Sprint Corp. again has embraced simplicity with changes to its Virgin Mobile pre-paid phone service offered through Wal-Mart stores.
On Saturday, Virgin began offering shared-data plans with no service contract through Wal-Mart. The plan comes with unlimited voice minutes and texts and offers various data packages at different prices.
Two lines sharing 4 gigabytes of data cost $65 a month; three lines sharing 8 gigabytes of data cost $90; and four lines sharing 12 gigabytes of data cost $115 a month.
Pre-paid customers, including Virgin customers who use the Sprint network, traditionally buy wireless service month-to-month by paying in advance. Sprint said its offering is the first shared-data plan for pre-paid consumers without a contract.
Jayne Wallace, a Sprint spokeswoman, said the offer was an evolved version of the Virgin Mobile Custom plan offered through Wal-Mart beginning last July. It allowed a family to buy and share pools of minutes, texts and data.
Custom customers also easily could add or reduce how much of each feature they were buying during the month. Reductions in minutes, texts or data gave them credit on their next month’s bill. Increases had to be paid for immediately with an established credit card on the account.

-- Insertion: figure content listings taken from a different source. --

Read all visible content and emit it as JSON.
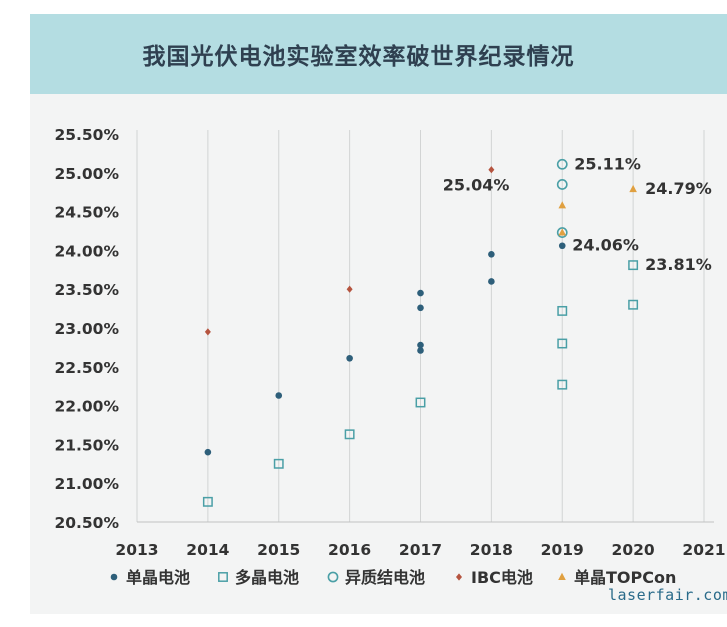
{
  "chart_data": {
    "type": "scatter",
    "title": "我国光伏电池实验室效率破世界纪录情况",
    "xlim": [
      2013,
      2021
    ],
    "ylim": [
      20.5,
      25.5
    ],
    "x_ticks": [
      "2013",
      "2014",
      "2015",
      "2016",
      "2017",
      "2018",
      "2019",
      "2020",
      "2021"
    ],
    "y_ticks": [
      "20.50%",
      "21.00%",
      "21.50%",
      "22.00%",
      "22.50%",
      "23.00%",
      "23.50%",
      "24.00%",
      "24.50%",
      "25.00%",
      "25.50%"
    ],
    "grid": "vertical",
    "legend_position": "bottom",
    "series": [
      {
        "name": "单晶电池",
        "marker": "filled-circle",
        "color": "#2e5f7a",
        "points": [
          [
            2014,
            21.4
          ],
          [
            2015,
            22.13
          ],
          [
            2016,
            22.61
          ],
          [
            2017,
            23.45
          ],
          [
            2017,
            23.26
          ],
          [
            2017,
            22.78
          ],
          [
            2017,
            22.71
          ],
          [
            2018,
            23.95
          ],
          [
            2018,
            23.6
          ],
          [
            2019,
            24.06
          ]
        ]
      },
      {
        "name": "多晶电池",
        "marker": "open-square",
        "color": "#4a9fa6",
        "points": [
          [
            2014,
            20.76
          ],
          [
            2015,
            21.25
          ],
          [
            2016,
            21.63
          ],
          [
            2017,
            22.04
          ],
          [
            2019,
            23.22
          ],
          [
            2019,
            22.8
          ],
          [
            2019,
            22.27
          ],
          [
            2020,
            23.81
          ],
          [
            2020,
            23.3
          ]
        ]
      },
      {
        "name": "异质结电池",
        "marker": "open-circle",
        "color": "#4a9fa6",
        "points": [
          [
            2019,
            25.11
          ],
          [
            2019,
            24.85
          ],
          [
            2019,
            24.23
          ]
        ]
      },
      {
        "name": "IBC电池",
        "marker": "diamond",
        "color": "#b5543f",
        "points": [
          [
            2014,
            22.95
          ],
          [
            2016,
            23.5
          ],
          [
            2018,
            25.04
          ]
        ]
      },
      {
        "name": "单晶TOPCon",
        "marker": "triangle",
        "color": "#e0a040",
        "points": [
          [
            2019,
            24.58
          ],
          [
            2019,
            24.23
          ],
          [
            2020,
            24.79
          ]
        ]
      }
    ],
    "annotations": [
      {
        "text": "25.11%",
        "x": 2019,
        "y": 25.11
      },
      {
        "text": "25.04%",
        "x": 2018,
        "y": 25.04
      },
      {
        "text": "24.79%",
        "x": 2020,
        "y": 24.79
      },
      {
        "text": "24.06%",
        "x": 2019,
        "y": 24.06
      },
      {
        "text": "23.81%",
        "x": 2020,
        "y": 23.81
      }
    ]
  },
  "watermark": "laserfair.com"
}
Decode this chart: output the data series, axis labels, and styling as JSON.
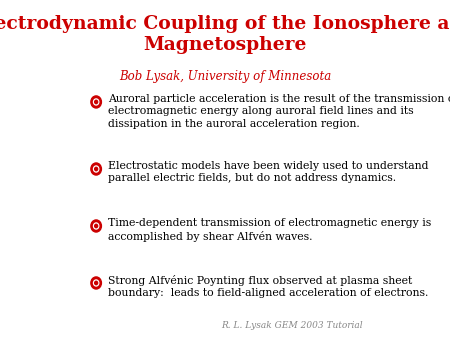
{
  "title_line1": "Electrodynamic Coupling of the Ionosphere and",
  "title_line2": "Magnetosphere",
  "subtitle": "Bob Lysak, University of Minnesota",
  "title_color": "#cc0000",
  "subtitle_color": "#cc0000",
  "background_color": "#ffffff",
  "bullet_color": "#cc0000",
  "text_color": "#000000",
  "footer": "R. L. Lysak GEM 2003 Tutorial",
  "footer_color": "#888888",
  "bullets": [
    "Auroral particle acceleration is the result of the transmission of\nelectromagnetic energy along auroral field lines and its\ndissipation in the auroral acceleration region.",
    "Electrostatic models have been widely used to understand\nparallel electric fields, but do not address dynamics.",
    "Time-dependent transmission of electromagnetic energy is\naccomplished by shear Alfvén waves.",
    "Strong Alfvénic Poynting flux observed at plasma sheet\nboundary:  leads to field-aligned acceleration of electrons."
  ]
}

Wallace said technically the custom plan involved sharing data. The distinction is that data is the only part of the new offering that the lines share, as voice minutes and text are unlimited for all lines on the account.
Virgin is moving to the new offering because the custom plan proved too complex for customers. Wallace said they preferred knowing how much they’d spend and what service they’d receive.
Complexity similarly spelled the end of Sprint’s Framily plan last summer, just days into the term of CEO Marcelo Claure. Claure succeeded long-time CEO Dan Hesse on Aug. 11 and quickly pulled the plug on Framily, which gave customers discounts for bringing new customers to Sprint.
Sprint switched to a shared-data family plan for its most valuable customers, referred to in the industry as post-paid subscribers because they tend to be higher credit risks and traditionally bought service through two-year contracts.